Abstract

Children with and without speech, language and/or literacy impairment, delete consonants when they name pictures to elicit single words. Consonant deletion seems to be more frequent in long words (words of three or more syllables) than in short words (words of one or two syllables). However, it may be missed in long words because they are not routinely assessed and, even if they are, there is little normative data about them. The study aims were (1) to determine if a relationship exists between consonant deletion and the number of syllables in words, (2) delimit variation in the numbers of children using it, its frequency of occurrence and the words it affects and (3) to discuss the application of these data to clinical practice. The participants were 283 typically developing children, aged 3;0 to 7;11 years, speaking Australian English with proven normal language, cognition and hearing.
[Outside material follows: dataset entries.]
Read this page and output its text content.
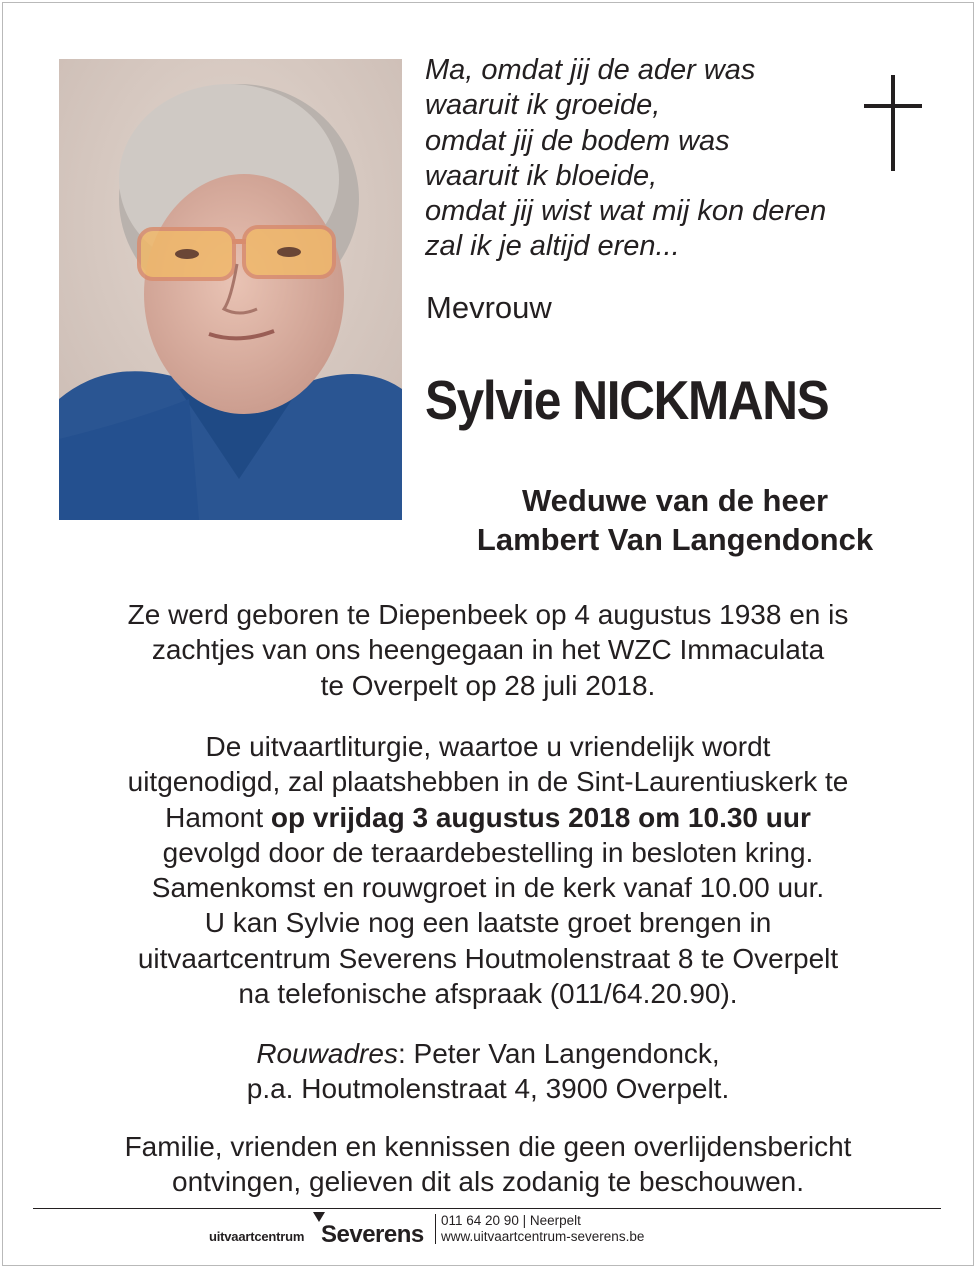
Ma, omdat jij de ader was
waaruit ik groeide,
omdat jij de bodem was
waaruit ik bloeide,
omdat jij wist wat mij kon deren
zal ik je altijd eren...
Mevrouw
Sylvie NICKMANS
Weduwe van de heer
Lambert Van Langendonck
Ze werd geboren te Diepenbeek op 4 augustus 1938 en is
zachtjes van ons heengegaan in het WZC Immaculata
te Overpelt op 28 juli 2018.
De uitvaartliturgie, waartoe u vriendelijk wordt
uitgenodigd, zal plaatshebben in de Sint-Laurentiuskerk te
Hamont op vrijdag 3 augustus 2018 om 10.30 uur
gevolgd door de teraardebestelling in besloten kring.
Samenkomst en rouwgroet in de kerk vanaf 10.00 uur.
U kan Sylvie nog een laatste groet brengen in
uitvaartcentrum Severens Houtmolenstraat 8 te Overpelt
na telefonische afspraak (011/64.20.90).
Rouwadres: Peter Van Langendonck,
p.a. Houtmolenstraat 4, 3900 Overpelt.
Familie, vrienden en kennissen die geen overlijdensbericht
ontvingen, gelieven dit als zodanig te beschouwen.
uitvaartcentrum Severens
011 64 20 90 | Neerpelt
www.uitvaartcentrum-severens.be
They named pictures, yielding 166 selected words that were varied for syllable number, stress and shape and repeatedly sampled all consonants and vowels of Australian English. Almost all participants (95%) used consonant deletion. Whilst a relationship existed between consonant deletion frequency and the number of syllables in words, the syllable effect was interpreted as a proxy of an interaction of segmental and prosodic features that included two or more syllables, sonorant sounds, non-final weak syllables, within-word consonant sequences and/or anterior-posterior articulatory movements. Clinically, two or three deletions of consonants across the affected words may indicate typical behaviour for children up to the age of 7;11 years but variations outside these tolerances may mark impairment. These results are further evidence to include long words in routine speech assessment.